Het Sarcophagus-deksel van Pakal is een onschatbaar stukje Maya-kunst en een van de belangrijkste archeologische vondsten aller tijden. De glyphs op het deksel hebben mayanistische geleerden geholpen bij het vinden van datums, evenementen en familierelaties van meer dan duizend jaar oud. Het centrale beeld dat Pakal als een god herboren wordt, is een van de klassieke iconen van Maya-kunst en is cruciaal geweest om te begrijpen hoe de oude Maya's de dood en wedergeboorte zagen.

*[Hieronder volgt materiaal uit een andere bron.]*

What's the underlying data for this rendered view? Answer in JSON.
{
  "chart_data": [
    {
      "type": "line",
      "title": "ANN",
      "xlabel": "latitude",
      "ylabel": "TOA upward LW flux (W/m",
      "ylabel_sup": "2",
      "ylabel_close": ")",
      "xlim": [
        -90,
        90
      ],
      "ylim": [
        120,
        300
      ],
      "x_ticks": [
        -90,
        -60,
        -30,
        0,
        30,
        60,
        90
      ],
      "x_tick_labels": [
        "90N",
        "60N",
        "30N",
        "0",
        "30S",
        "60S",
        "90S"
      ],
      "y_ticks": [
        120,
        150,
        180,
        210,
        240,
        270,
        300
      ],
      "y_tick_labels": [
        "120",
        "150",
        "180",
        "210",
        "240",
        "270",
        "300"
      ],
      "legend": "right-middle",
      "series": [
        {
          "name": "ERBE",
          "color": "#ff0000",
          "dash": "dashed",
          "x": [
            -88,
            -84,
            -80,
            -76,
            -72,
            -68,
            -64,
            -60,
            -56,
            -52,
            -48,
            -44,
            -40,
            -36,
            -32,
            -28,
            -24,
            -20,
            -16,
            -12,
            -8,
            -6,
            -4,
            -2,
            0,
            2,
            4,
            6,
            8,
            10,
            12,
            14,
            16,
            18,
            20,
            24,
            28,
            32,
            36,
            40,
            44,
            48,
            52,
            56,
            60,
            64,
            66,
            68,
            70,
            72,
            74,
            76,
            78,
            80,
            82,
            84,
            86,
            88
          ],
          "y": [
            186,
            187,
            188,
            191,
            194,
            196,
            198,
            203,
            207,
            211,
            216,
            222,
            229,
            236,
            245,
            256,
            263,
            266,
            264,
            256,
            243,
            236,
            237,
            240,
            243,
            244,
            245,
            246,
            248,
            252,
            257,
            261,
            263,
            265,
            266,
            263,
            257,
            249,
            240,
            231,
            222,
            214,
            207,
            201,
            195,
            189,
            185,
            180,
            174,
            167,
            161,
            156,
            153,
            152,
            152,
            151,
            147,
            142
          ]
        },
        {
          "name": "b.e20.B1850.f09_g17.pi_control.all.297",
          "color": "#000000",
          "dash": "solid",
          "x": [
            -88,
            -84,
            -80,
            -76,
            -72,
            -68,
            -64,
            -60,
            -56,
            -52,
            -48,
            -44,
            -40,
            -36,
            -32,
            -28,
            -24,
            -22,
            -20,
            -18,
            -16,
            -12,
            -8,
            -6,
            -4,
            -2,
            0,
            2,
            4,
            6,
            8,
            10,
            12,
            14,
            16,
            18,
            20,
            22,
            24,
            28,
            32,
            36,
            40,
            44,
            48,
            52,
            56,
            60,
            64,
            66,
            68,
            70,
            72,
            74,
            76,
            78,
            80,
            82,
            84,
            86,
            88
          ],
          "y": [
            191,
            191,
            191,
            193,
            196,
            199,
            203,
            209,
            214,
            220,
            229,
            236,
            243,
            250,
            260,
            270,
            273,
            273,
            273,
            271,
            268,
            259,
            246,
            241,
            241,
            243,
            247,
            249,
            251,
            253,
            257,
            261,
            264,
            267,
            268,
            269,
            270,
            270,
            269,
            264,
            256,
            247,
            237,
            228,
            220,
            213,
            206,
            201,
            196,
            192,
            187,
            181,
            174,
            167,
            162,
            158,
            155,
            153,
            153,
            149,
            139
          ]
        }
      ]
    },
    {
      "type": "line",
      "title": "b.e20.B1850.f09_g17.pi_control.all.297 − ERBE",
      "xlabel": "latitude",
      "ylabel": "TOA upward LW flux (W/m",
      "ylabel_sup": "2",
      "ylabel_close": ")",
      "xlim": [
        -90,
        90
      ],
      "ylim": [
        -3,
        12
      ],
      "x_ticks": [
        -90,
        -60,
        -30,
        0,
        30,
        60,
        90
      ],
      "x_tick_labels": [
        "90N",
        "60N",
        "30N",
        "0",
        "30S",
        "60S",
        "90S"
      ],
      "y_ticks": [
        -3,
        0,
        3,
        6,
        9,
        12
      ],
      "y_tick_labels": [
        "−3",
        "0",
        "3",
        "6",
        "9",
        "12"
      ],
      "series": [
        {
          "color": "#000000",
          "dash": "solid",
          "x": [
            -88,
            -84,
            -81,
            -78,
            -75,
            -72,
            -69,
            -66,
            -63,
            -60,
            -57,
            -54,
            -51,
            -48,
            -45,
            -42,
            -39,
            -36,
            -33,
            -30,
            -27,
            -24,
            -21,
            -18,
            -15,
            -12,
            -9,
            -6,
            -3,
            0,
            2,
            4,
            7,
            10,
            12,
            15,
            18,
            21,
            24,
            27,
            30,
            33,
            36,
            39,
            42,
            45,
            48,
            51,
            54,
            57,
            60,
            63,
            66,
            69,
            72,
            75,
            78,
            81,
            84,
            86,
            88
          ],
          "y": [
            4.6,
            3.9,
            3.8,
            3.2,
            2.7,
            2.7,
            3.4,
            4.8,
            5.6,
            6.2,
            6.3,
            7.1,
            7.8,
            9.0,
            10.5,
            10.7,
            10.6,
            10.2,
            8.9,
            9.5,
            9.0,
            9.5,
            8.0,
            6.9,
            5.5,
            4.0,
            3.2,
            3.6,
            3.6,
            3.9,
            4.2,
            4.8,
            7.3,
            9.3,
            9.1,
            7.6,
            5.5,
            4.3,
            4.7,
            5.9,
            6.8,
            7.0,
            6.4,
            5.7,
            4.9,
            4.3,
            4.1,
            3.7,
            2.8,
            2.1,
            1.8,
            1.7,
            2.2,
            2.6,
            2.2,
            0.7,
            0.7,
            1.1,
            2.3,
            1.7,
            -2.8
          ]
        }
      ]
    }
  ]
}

Opgemerkt moet worden dat er andere interpretaties van Pakal's grafsteen bestaan. De meest opvallende is misschien het idee dat het van de zijkant gezien (met Pakal ruw rechtop en naar links kijkend) kan lijken alsof hij de machines op een of andere manier bedient. Dit heeft geleid tot de "Maya Astronaut" -theorie die stelt dat de figuur niet noodzakelijk Pakal is, maar eerder een Maya-astronaut die een ruimteschip bestuurt. Hoe vermakelijk deze theorie ook is, ze is grondig ontkracht door die historici die zich verwaardigd hebben om het te rechtvaardigen met enige overweging in de eerste plaats.
bronnen
Bernal Romero, Guillermo. "K'inich Jahahb 'Pakal (Resplandente Escudo Ave-Janahb') (603-683 d.C) Arqueología Mexicana XIX-110 (juli-augustus 2011) 40-45.

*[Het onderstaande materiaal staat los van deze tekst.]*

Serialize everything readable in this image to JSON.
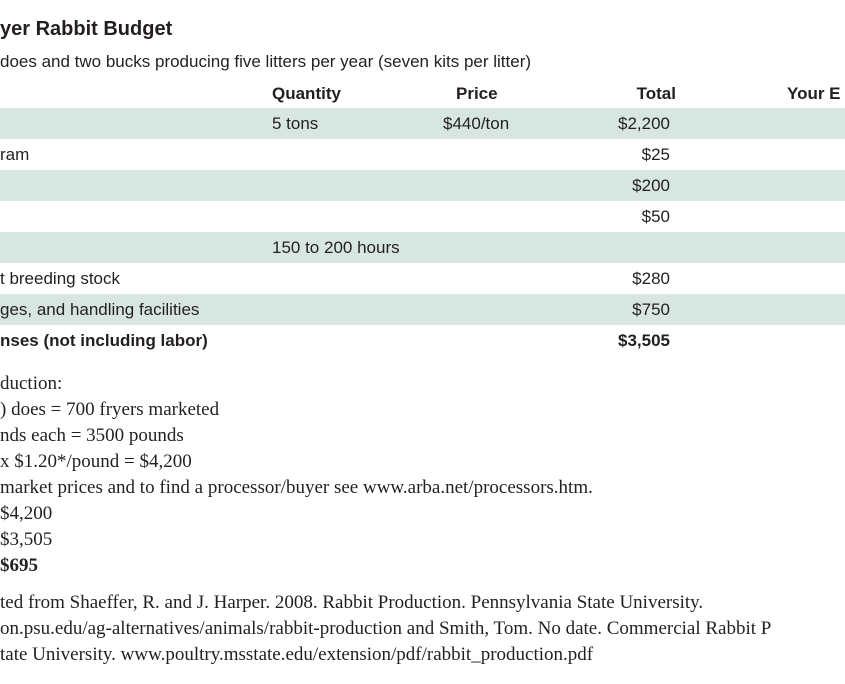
{
  "header": {
    "title": "yer Rabbit Budget",
    "subtitle": "does and two bucks producing five litters per year (seven kits per litter)"
  },
  "table": {
    "columns": [
      "Quantity",
      "Price",
      "Total",
      "Your E"
    ],
    "rows": [
      {
        "quantity": "5 tons",
        "price": "$440/ton",
        "total": "$2,200"
      },
      {
        "label": "ram",
        "total": "$25"
      },
      {
        "total": "$200"
      },
      {
        "total": "$50"
      },
      {
        "quantity": "150 to 200 hours"
      },
      {
        "label": "t breeding stock",
        "total": "$280"
      },
      {
        "label": "ges, and handling facilities",
        "total": "$750"
      },
      {
        "label": "nses (not including labor)",
        "total": "$3,505"
      }
    ]
  },
  "notes": [
    "duction:",
    ") does = 700 fryers marketed",
    "nds each  = 3500 pounds",
    " x $1.20*/pound = $4,200",
    "market prices and to find a processor/buyer see www.arba.net/processors.htm.",
    "$4,200",
    "$3,505",
    "$695"
  ],
  "sources": [
    "ted from Shaeffer, R. and J. Harper. 2008. Rabbit Production. Pennsylvania State University.",
    "on.psu.edu/ag-alternatives/animals/rabbit-production and Smith, Tom. No date. Commercial Rabbit P",
    "tate University. www.poultry.msstate.edu/extension/pdf/rabbit_production.pdf"
  ]
}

Guenter, Stanley. Het graf van K'inich Janaab Pakal: de tempel van de inscripties in Palenque
"Lapida de Pakal, Palenque, Chiapas." Arqueologia Mexicana Edicion Especial 44 (juni 2012), 72.
Matos Moctezuma, Eduardo. Grandes Hallazgos de la Arqueología: De la Muerte a la Inmortalidad. Mexico: Tiempo de Memoria Tus Quets, 2013.